7. (Once), when duke Hwan was hunting by a marsh, with Kwan Kung driving the carriage, he saw a ghost. Laying his hand on that of Kwan Kung, he said to him, 'Do you see anything, Father Kung?' 'Your servant sees nothing,' was the reply. The duke then returned, talking incoherently and becoming ill, so that for several days he did not go out. Among the officers of Khî there was a Hwang-tsze Kâo-âo, who said to the duke, 'Your Grace is injuring yourself; how could a ghost injure you? When a paroxysm of irritation is dispersed, and the breath does not return (to the body), what remains in the body is not sufficient for its wants. When it ascends and does not descend, the patient becomes accessible to gusts of anger. When it descends and does not ascend, he loses his memory of things. When it neither ascends nor descends, but remains about the heart in the centre of the body, it makes him ill.' The duke said, 'Yes, but are there ghostly sprites?' The officer replied, 'There are. About mountain tarns there is the Lî; about furnaces, the Khieh; about the dust-heaps inside the door, the Lei-thing. In low-lying places in the north-east, the Pei-a and Wa-lung leap about, and in similar places in the north-west there dwells the Yî-yang.

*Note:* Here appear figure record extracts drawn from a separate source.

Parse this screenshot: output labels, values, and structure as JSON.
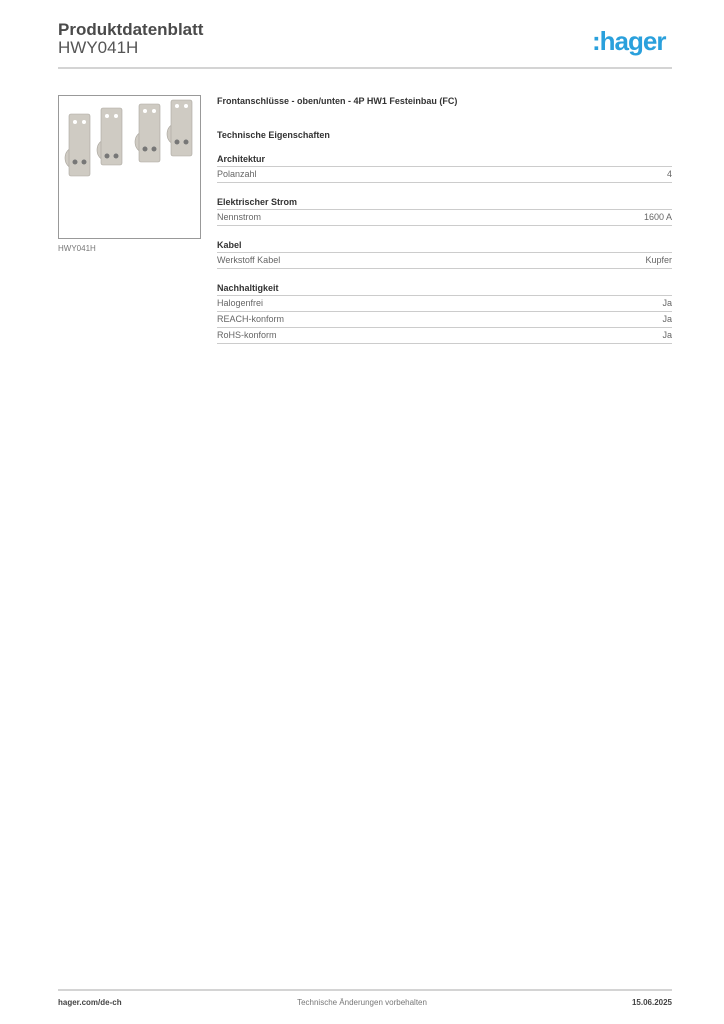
{
  "header": {
    "title": "Produktdatenblatt",
    "code": "HWY041H",
    "logo": ":hager",
    "logo_color": "#2aa0dc"
  },
  "product": {
    "image_caption": "HWY041H",
    "description": "Frontanschlüsse - oben/unten - 4P HW1 Festeinbau (FC)",
    "section_title": "Technische Eigenschaften"
  },
  "groups": [
    {
      "title": "Architektur",
      "rows": [
        {
          "label": "Polanzahl",
          "value": "4"
        }
      ]
    },
    {
      "title": "Elektrischer Strom",
      "rows": [
        {
          "label": "Nennstrom",
          "value": "1600 A"
        }
      ]
    },
    {
      "title": "Kabel",
      "rows": [
        {
          "label": "Werkstoff Kabel",
          "value": "Kupfer"
        }
      ]
    },
    {
      "title": "Nachhaltigkeit",
      "rows": [
        {
          "label": "Halogenfrei",
          "value": "Ja"
        },
        {
          "label": "REACH-konform",
          "value": "Ja"
        },
        {
          "label": "RoHS-konform",
          "value": "Ja"
        }
      ]
    }
  ],
  "footer": {
    "website": "hager.com/de-ch",
    "note": "Technische Änderungen vorbehalten",
    "date": "15.06.2025"
  }
}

About rivers there is the Wang-hsiang; about mounds, the Hsin; about hills, the Khwei; about wilds, the Fang-hwang; about marshes, the Wei-tho.' 'Let me ask what is the Wei-tho like?' asked the duke. Hwang-tsze said, 'It is the size of the nave of a chariot wheel, and the length of the shaft. It wears a purple robe and a red cap. It dislikes the rumbling noise of chariot wheels, and, when it hears it, it puts both its hands to its head and stands up. He who sees it is likely to become the leader of all the other princes.' Duke Hwan burst out laughing and said, 'This was what I saw.' On this he put his robes and cap to rights, and made Hwang-tsze sit with him. Before the day was done, his illness was quite gone, he knew not how.